Чем дальше шли, тем тягостнее сверху давило небо и сбоку стискивала удушливая тишина. Но спереди что-то сперва раздернулось, затем раздвинулось, и в образовавшийся коридор со стороны Храма потек далекий и угрожающий гул.
С каждым шагом идущих гул этот нарастал. Сначала он был похож на рев штормового моря, которое побивает камнями плоский берег. Затем из мерного рева стали вырываться и взмывать вверх испуганные птичьи крики. Потом протяжно замычали и жалобно заблеяли животные. А следом возник и усилился гомон: сперва как бы низкое ворчание, потом топот и хруст сотен ног, затем крики и брань, стоны и свист. И крики эти взлетали вверх, словно брызги, и падали вниз на топот и хруст, который откатывался в злобное ворчание. И вновь из ворчания рождался хруст и топот, на котором, как пена, вскипали крики и свист. И каждая новая волна была выше и сильнее предыдущей… И звуки словно обрели плоть: ворчание стало зноем, топот – пылью, а крики – болью.

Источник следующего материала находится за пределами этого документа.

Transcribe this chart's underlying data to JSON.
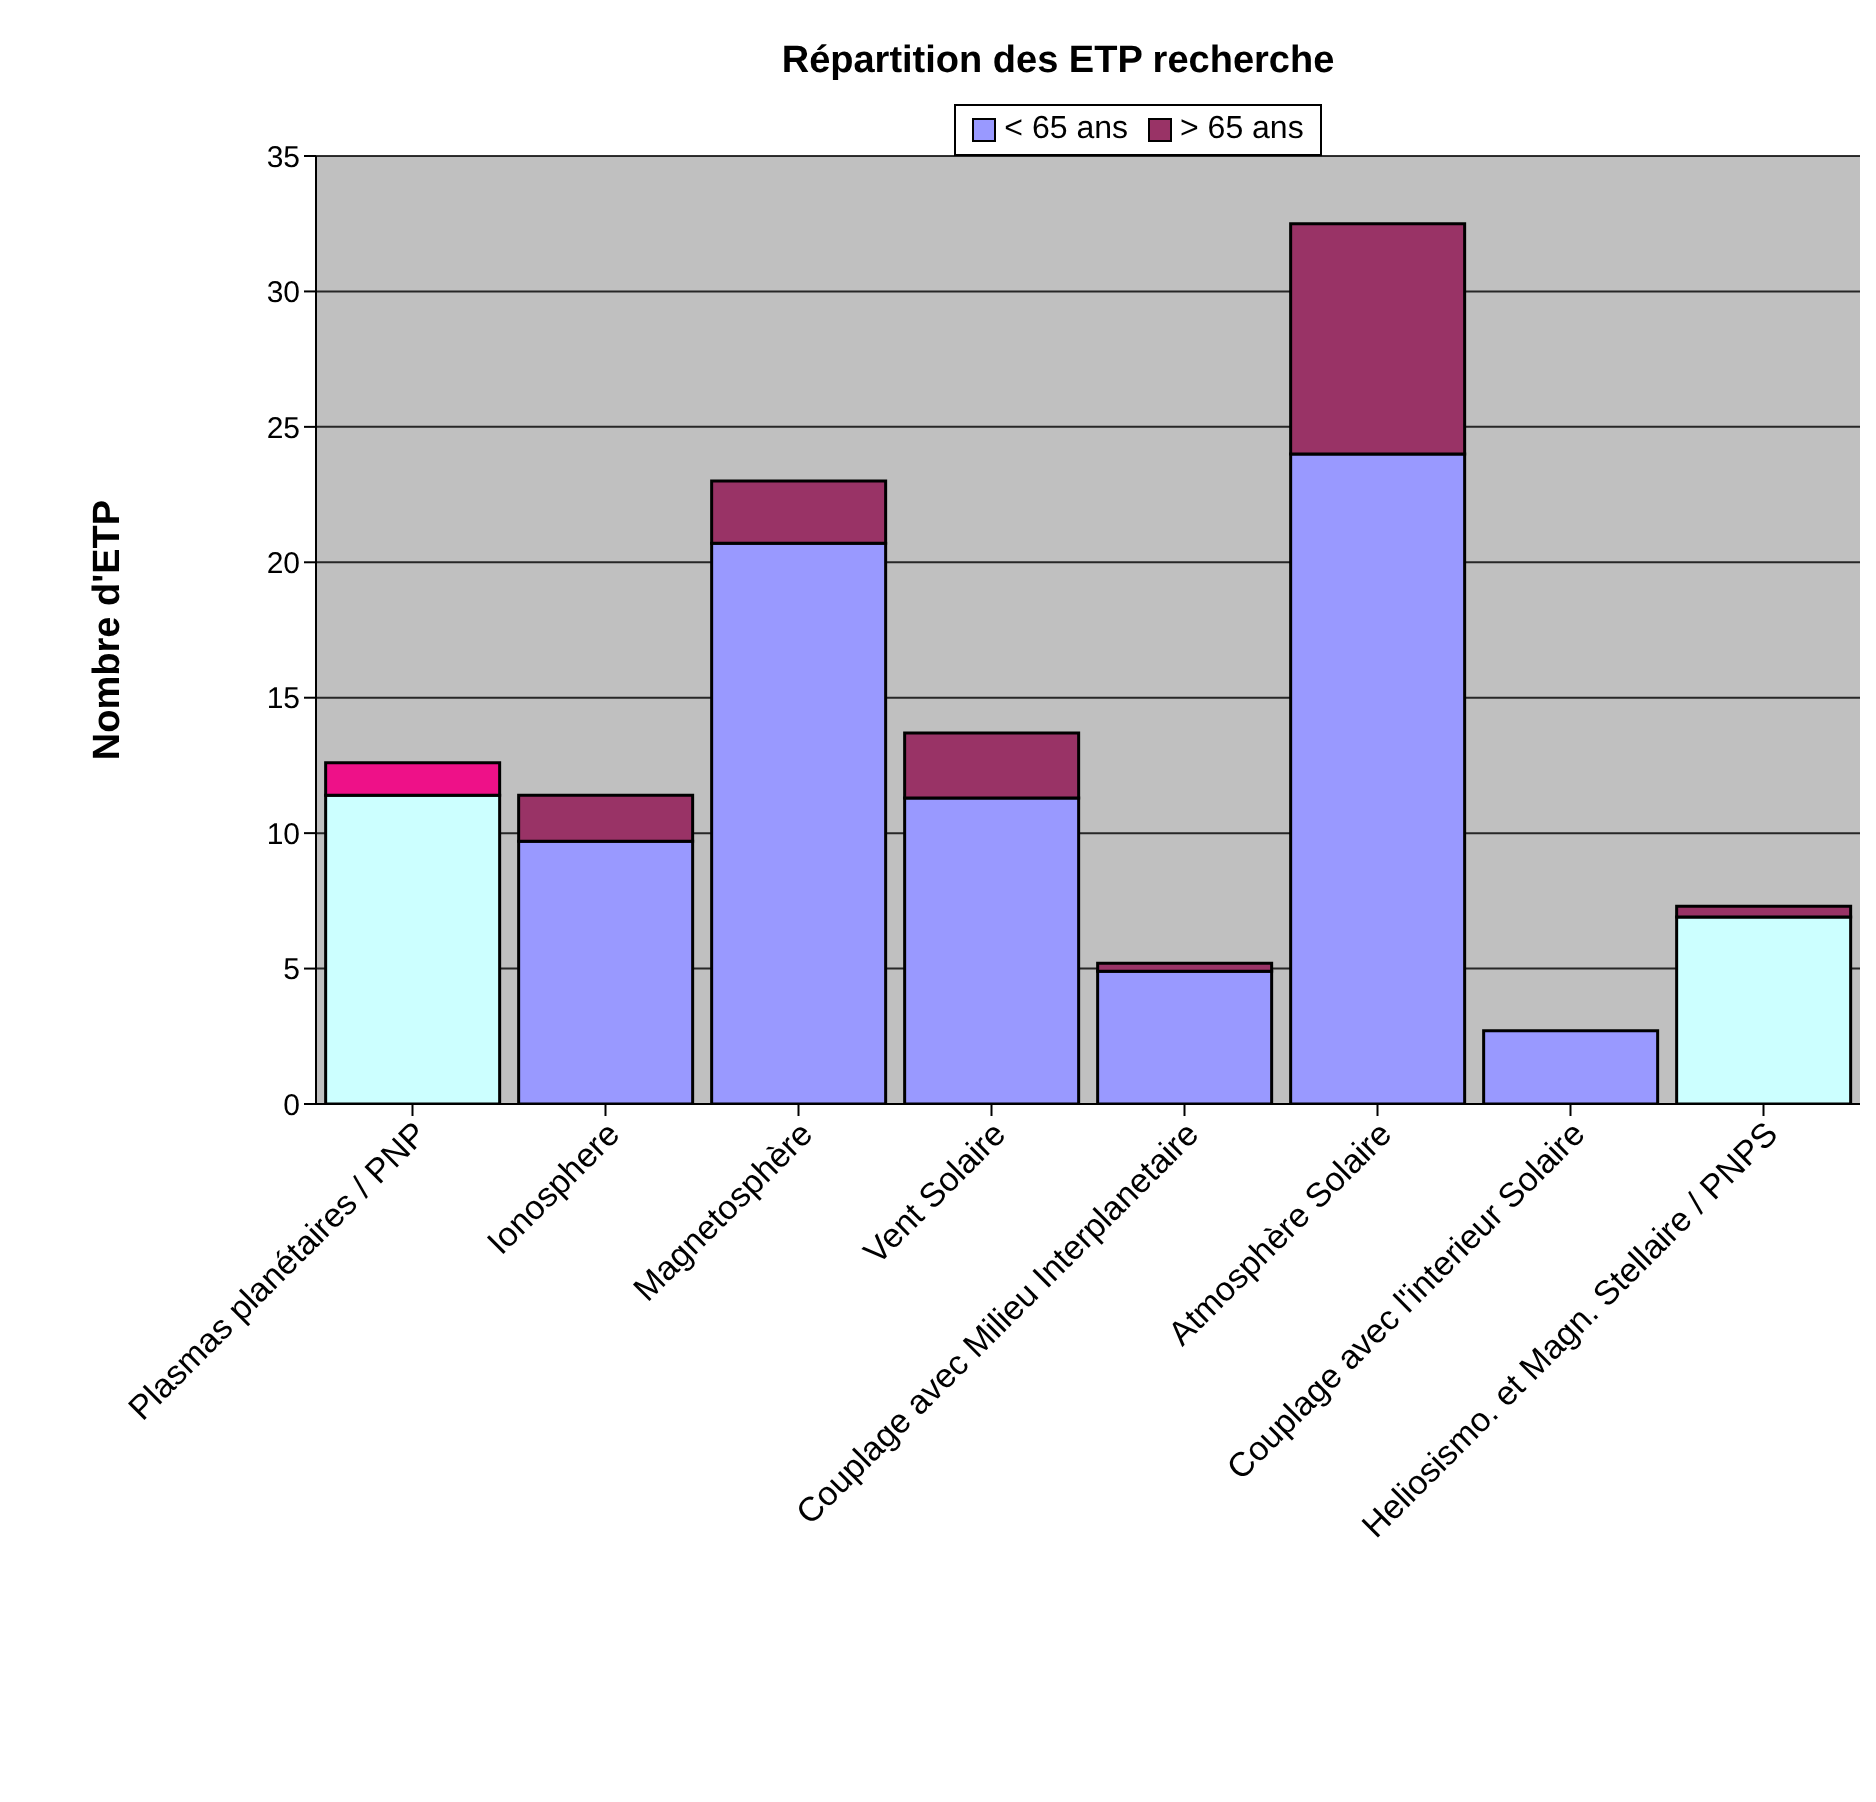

Во всяком случае, когда следом за Христом и апостолами Филипп пытался протиснуться в северные ворота Храма, он выглядел так, словно ему жгло лицо, резало глаза и давило на висок.
Тут вот как вышло. С севера в Храм вел только один узкий вход. Зилот со своей командой, разумеется, оттеснил богомольцев, так что Иисус вместе с Петром, Иоанном, двумя Иаковами и Фаддеем беспрепятственно миновали ворота. Но следовавшие за ними другие апостолы несколько замешкались, и в образовавшийся промежуток перед самым носом Филиппа тут же влез какой-то погонщик с двумя быками. Один из этих быков прошел через ворота, а другому, что называется, приспичило… Причем приспичило прямо в воротах. А когда погонщик, рассердившись, заорал на быка и ударил его палкой, бык развернулся боком и полностью перегородил вход в Храм. Когда же погонщик вновь ударил его палкой, бык принялся справлять еще и малую нужду, так что Филиппу и его товарищам пришлось отступить в сторону, чтобы не испачкать сандалий. А тут еще с противоположной стороны стены к погонщику подбежал храмовый стражник и стал ругать его на чем свет стоит и требовать, чтобы погонщик сейчас же убрал то, что бык в воротах наделал. Погонщик же со своей стороны резонно возражал охраннику, что он рад убрать и непременно уберет за быком, но что убрать ему нечем и если охранник даст ему чем убрать, то он тут же приступит к уборке.
И пока они кричали и спорили, бык стоял поперек ворот и исподлобья тупо и нагло смотрел почему-то именно на Филиппа.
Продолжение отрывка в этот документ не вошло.